Oh, Washington seems eager to help — everyone in town is making speeches, shuffling papers and declaring war on the business cycle to beat the band. But the night before the Fed was set to send its patient home, George W. Bush, in his State of the Union address, was still leading with "we will defeat this recession." Later, he said the right words about financial reform, and even raised his voice to say that CEOs, of all people, "must be made more accountable to employees and shareholders." But politics made him say it (and get it over with fast), and politics made him immediately go on a post-speech road tour and talk strictly about the war. If the White House has its way, that's the last we'll hear about that.

So it's up to Congress. But the Enron hearings are nowhere near hot enough to produce anything and they've already gotten distracted by campaign finance reform, which is pretty politics but not the fundamental issue that Wall Street needs tackled first. There's economic stimulus — some $75 billion in tax cuts and spending should depart Washington this spring, and maybe even arrive in time to help some people through the next 6-9-12 months of "stealth" recovery. But tax cuts and unemployment insurance isn't what this patient needs most.

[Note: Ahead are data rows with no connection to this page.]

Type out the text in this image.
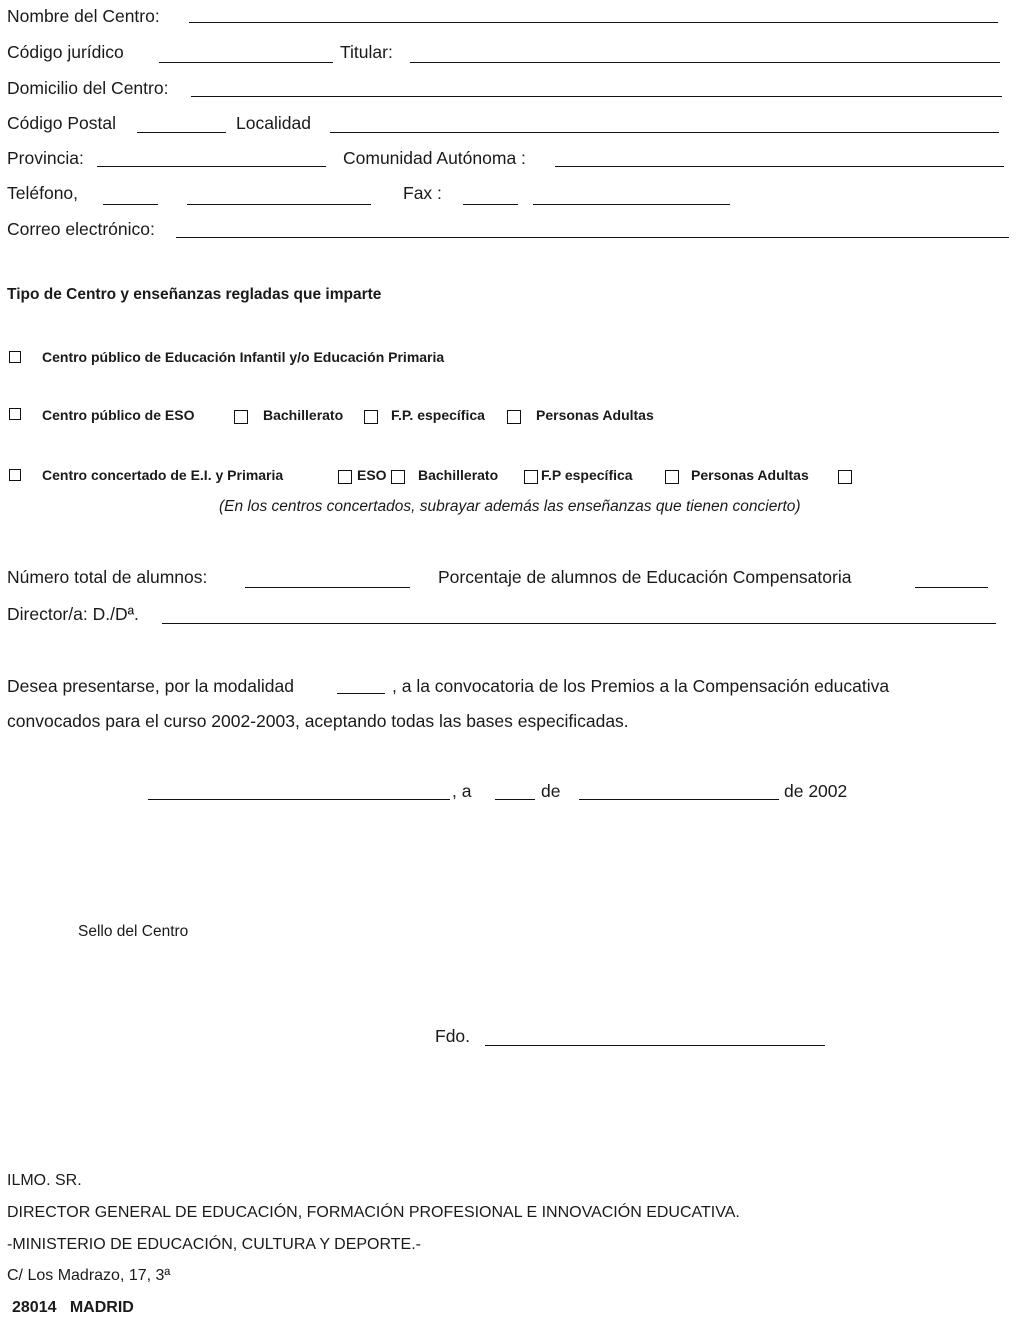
Nombre del Centro:
Código jurídico	Titular:
Domicilio del Centro:
Código Postal	Localidad
Provincia:	Comunidad Autónoma :
Teléfono,	Fax :
Correo electrónico:
Tipo de Centro y enseñanzas regladas que imparte
Centro público de Educación Infantil y/o Educación Primaria
Centro público de ESO	Bachillerato	F.P. específica	Personas Adultas
Centro concertado de E.I. y Primaria	ESO Bachillerato	F.P específica	Personas Adultas
(En los centros concertados, subrayar además las enseñanzas que tienen concierto)
Número total de alumnos:	Porcentaje de alumnos de Educación Compensatoria
Director/a: D./Dª.
Desea presentarse, por la modalidad	, a la convocatoria de los Premios a la Compensación educativa
convocados para el curso 2002-2003, aceptando todas las bases especificadas.
, a	de	de 2002
Sello del Centro
Fdo.
ILMO. SR.
DIRECTOR GENERAL DE EDUCACIÓN, FORMACIÓN PROFESIONAL E INNOVACIÓN EDUCATIVA.
-MINISTERIO DE EDUCACIÓN, CULTURA Y DEPORTE.-
C/ Los Madrazo, 17, 3ª
28014   MADRID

It needs its pesky crisis of investor confidence dealt with, honestly and forcefully, and the sooner the better. And perhaps Greenspan, as he heads off to the golf course, fingers crossed, until March, will even stop by Congress one more time — just to gently remind everybody that a few quick, no-nonsense, obvious-to-the-average-CNBC-pundit changes in the law would be just the thing right now. Because if this economic recovery gets tripped up by the Enron fuss now, this doctor doesn't want Congress coming back to him and screaming malpractice.